5. Click through rate
If you have a CTA you want a CTR – or in more simple language, if you have a Call to Action, your Click Through Rate is the amount of people who click on that CTA link.
Your CTR will show you that your video is effective in encouraging your viewers to take the action that you want them to take.
This is a great metric to track – maybe the most important – as ultimately you’re creating all this great content for your viewers in order to promote your business and ultimately make a sale.

6. Conversion rate
Conversion rate is how many customers or leads you’ve garnered due to a particular piece of content.
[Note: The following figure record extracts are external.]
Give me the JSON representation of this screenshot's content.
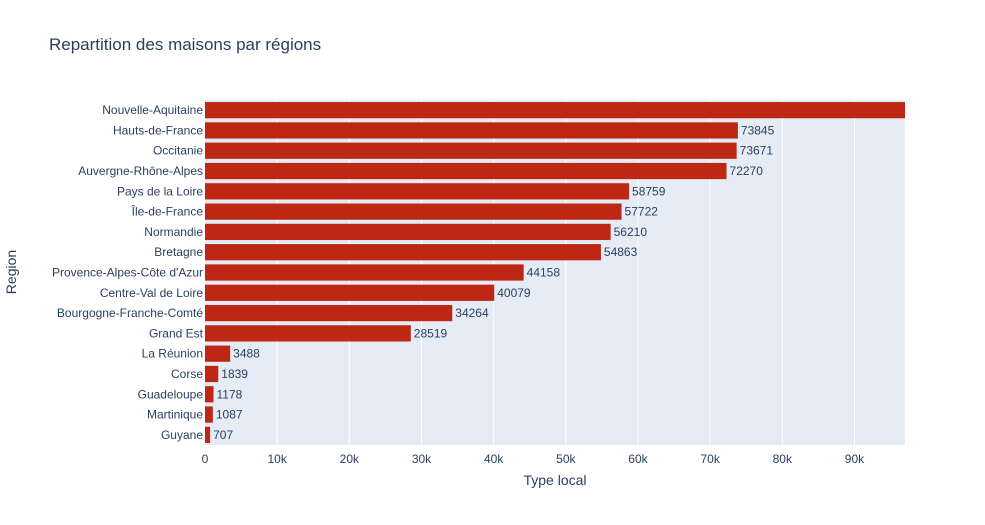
{
  "chart_data": {
    "type": "bar",
    "orientation": "horizontal",
    "title": "Repartition des maisons par régions",
    "xlabel": "Type local",
    "ylabel": "Region",
    "xlim": [
      0,
      97000
    ],
    "x_ticks": [
      0,
      10000,
      20000,
      30000,
      40000,
      50000,
      60000,
      70000,
      80000,
      90000
    ],
    "x_tick_labels": [
      "0",
      "10k",
      "20k",
      "30k",
      "40k",
      "50k",
      "60k",
      "70k",
      "80k",
      "90k"
    ],
    "grid": true,
    "bar_color": "#bd2714",
    "plot_bg": "#e5ecf6",
    "categories": [
      "Nouvelle-Aquitaine",
      "Hauts-de-France",
      "Occitanie",
      "Auvergne-Rhône-Alpes",
      "Pays de la Loire",
      "Île-de-France",
      "Normandie",
      "Bretagne",
      "Provence-Alpes-Côte d'Azur",
      "Centre-Val de Loire",
      "Bourgogne-Franche-Comté",
      "Grand Est",
      "La Réunion",
      "Corse",
      "Guadeloupe",
      "Martinique",
      "Guyane"
    ],
    "values": [
      97000,
      73845,
      73671,
      72270,
      58759,
      57722,
      56210,
      54863,
      44158,
      40079,
      34264,
      28519,
      3488,
      1839,
      1178,
      1087,
      707
    ],
    "value_labels": [
      "",
      "73845",
      "73671",
      "72270",
      "58759",
      "57722",
      "56210",
      "54863",
      "44158",
      "40079",
      "34264",
      "28519",
      "3488",
      "1839",
      "1178",
      "1087",
      "707"
    ]
  }
}
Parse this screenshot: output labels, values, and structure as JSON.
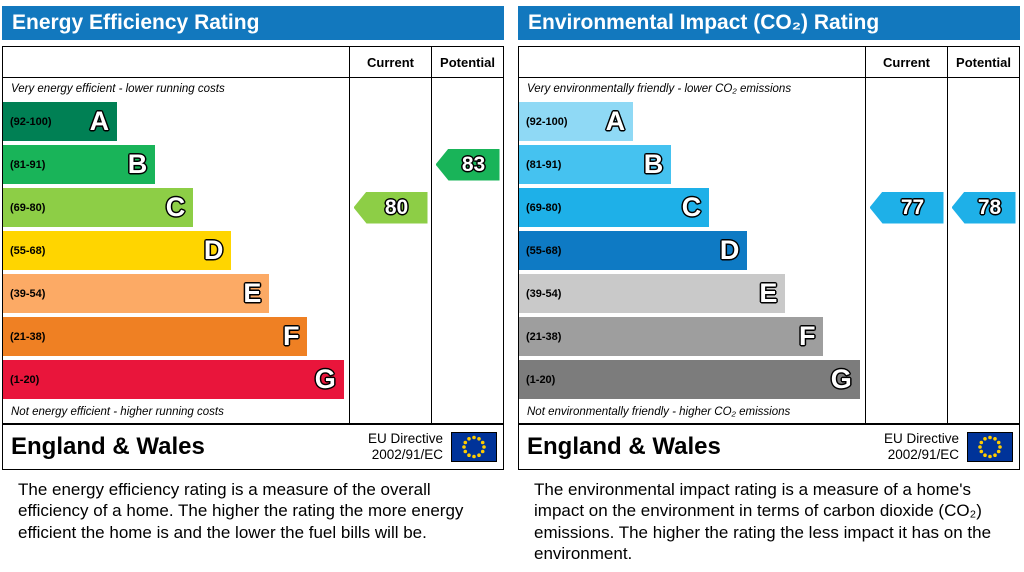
{
  "colors": {
    "header_bg": "#1278be",
    "flag_bg": "#003399",
    "flag_star": "#ffcc00"
  },
  "panels": [
    {
      "title": "Energy Efficiency Rating",
      "header": {
        "current": "Current",
        "potential": "Potential"
      },
      "top_caption": "Very energy efficient - lower running costs",
      "bottom_caption": "Not energy efficient - higher running costs",
      "bands": [
        {
          "letter": "A",
          "range": "(92-100)",
          "min": 92,
          "max": 100,
          "color": "#008054",
          "width_pct": 33
        },
        {
          "letter": "B",
          "range": "(81-91)",
          "min": 81,
          "max": 91,
          "color": "#19b459",
          "width_pct": 44
        },
        {
          "letter": "C",
          "range": "(69-80)",
          "min": 69,
          "max": 80,
          "color": "#8dce46",
          "width_pct": 55
        },
        {
          "letter": "D",
          "range": "(55-68)",
          "min": 55,
          "max": 68,
          "color": "#ffd500",
          "width_pct": 66
        },
        {
          "letter": "E",
          "range": "(39-54)",
          "min": 39,
          "max": 54,
          "color": "#fcaa65",
          "width_pct": 77
        },
        {
          "letter": "F",
          "range": "(21-38)",
          "min": 21,
          "max": 38,
          "color": "#ef8023",
          "width_pct": 88
        },
        {
          "letter": "G",
          "range": "(1-20)",
          "min": 1,
          "max": 20,
          "color": "#e9153b",
          "width_pct": 98.5
        }
      ],
      "current": {
        "value": 80,
        "color": "#8dce46"
      },
      "potential": {
        "value": 83,
        "color": "#19b459"
      },
      "footer": {
        "region": "England & Wales",
        "directive": [
          "EU Directive",
          "2002/91/EC"
        ]
      },
      "description": "The energy efficiency rating is a measure of the overall efficiency of a home. The higher the rating the more energy efficient the home is and the lower the fuel bills will be."
    },
    {
      "title": "Environmental Impact (CO₂) Rating",
      "header": {
        "current": "Current",
        "potential": "Potential"
      },
      "top_caption": "Very environmentally friendly - lower CO₂ emissions",
      "bottom_caption": "Not environmentally friendly - higher CO₂ emissions",
      "bands": [
        {
          "letter": "A",
          "range": "(92-100)",
          "min": 92,
          "max": 100,
          "color": "#8fd9f5",
          "width_pct": 33
        },
        {
          "letter": "B",
          "range": "(81-91)",
          "min": 81,
          "max": 91,
          "color": "#45c2f0",
          "width_pct": 44
        },
        {
          "letter": "C",
          "range": "(69-80)",
          "min": 69,
          "max": 80,
          "color": "#1eb0e8",
          "width_pct": 55
        },
        {
          "letter": "D",
          "range": "(55-68)",
          "min": 55,
          "max": 68,
          "color": "#0e7ac4",
          "width_pct": 66
        },
        {
          "letter": "E",
          "range": "(39-54)",
          "min": 39,
          "max": 54,
          "color": "#c9c9c9",
          "width_pct": 77
        },
        {
          "letter": "F",
          "range": "(21-38)",
          "min": 21,
          "max": 38,
          "color": "#9e9e9e",
          "width_pct": 88
        },
        {
          "letter": "G",
          "range": "(1-20)",
          "min": 1,
          "max": 20,
          "color": "#7c7c7c",
          "width_pct": 98.5
        }
      ],
      "current": {
        "value": 77,
        "color": "#1eb0e8"
      },
      "potential": {
        "value": 78,
        "color": "#1eb0e8"
      },
      "footer": {
        "region": "England & Wales",
        "directive": [
          "EU Directive",
          "2002/91/EC"
        ]
      },
      "description": "The environmental impact rating is a measure of a home's impact on the environment in terms of carbon dioxide (CO₂) emissions. The higher the rating the less impact it has on the environment."
    }
  ],
  "chart_data": [
    {
      "type": "bar",
      "title": "Energy Efficiency Rating",
      "categories": [
        "A (92-100)",
        "B (81-91)",
        "C (69-80)",
        "D (55-68)",
        "E (39-54)",
        "F (21-38)",
        "G (1-20)"
      ],
      "series": [
        {
          "name": "Current",
          "values": [
            80
          ],
          "band": "C"
        },
        {
          "name": "Potential",
          "values": [
            83
          ],
          "band": "B"
        }
      ],
      "annotations": [
        "Very energy efficient - lower running costs",
        "Not energy efficient - higher running costs",
        "England & Wales",
        "EU Directive 2002/91/EC"
      ],
      "xlabel": "",
      "ylabel": "",
      "ylim": [
        1,
        100
      ],
      "legend_position": "top-right-columns"
    },
    {
      "type": "bar",
      "title": "Environmental Impact (CO₂) Rating",
      "categories": [
        "A (92-100)",
        "B (81-91)",
        "C (69-80)",
        "D (55-68)",
        "E (39-54)",
        "F (21-38)",
        "G (1-20)"
      ],
      "series": [
        {
          "name": "Current",
          "values": [
            77
          ],
          "band": "C"
        },
        {
          "name": "Potential",
          "values": [
            78
          ],
          "band": "C"
        }
      ],
      "annotations": [
        "Very environmentally friendly - lower CO₂ emissions",
        "Not environmentally friendly - higher CO₂ emissions",
        "England & Wales",
        "EU Directive 2002/91/EC"
      ],
      "xlabel": "",
      "ylabel": "",
      "ylim": [
        1,
        100
      ],
      "legend_position": "top-right-columns"
    }
  ]
}
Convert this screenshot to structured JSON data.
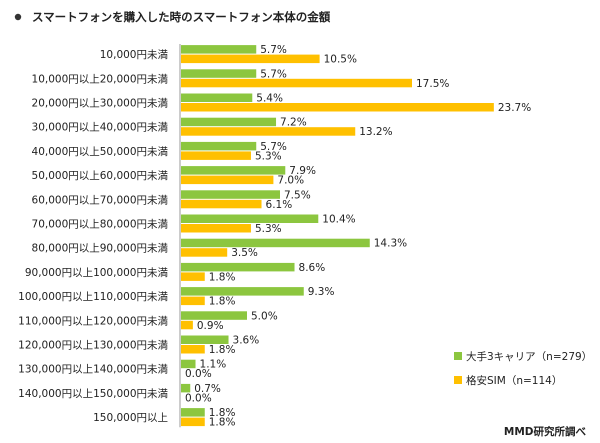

This number is expressed either according to a client information capture such as a sign up sheet or as a percentage of all viewers who watched the content.

Conversion rate is a tricky one to calculate as you need to work out what level of attribution watching the video means to you – is it a conversion if they watch the video, or part of the video? You can add analytics software such as Google Ads to the video host in order to truly track these metrics.

7. Feedback
Feedback is how your viewers are responding to your video and can be via social media sharing, emails forwards, or a direct response to your company, either in email/social media or person – there are many ways you can garner feedback.

It’s important that you listen to feedback provided particularly the tone of the it. Is it meeting the objective you set out? Usually we consider positive feedback to be important, but if you’re a charity trying to elicit a response to a humanitarian crisis ‘that’s so terrible, we must do something’ could be the best feedback ever. It all depends on the context and your own objectives for your video.
As this is qualitative feedback it’s hard to measure or improve, but worth always monitoring.

So, there you have – all the key metrics you need to measure to make sure your videos are performing to their highest capability.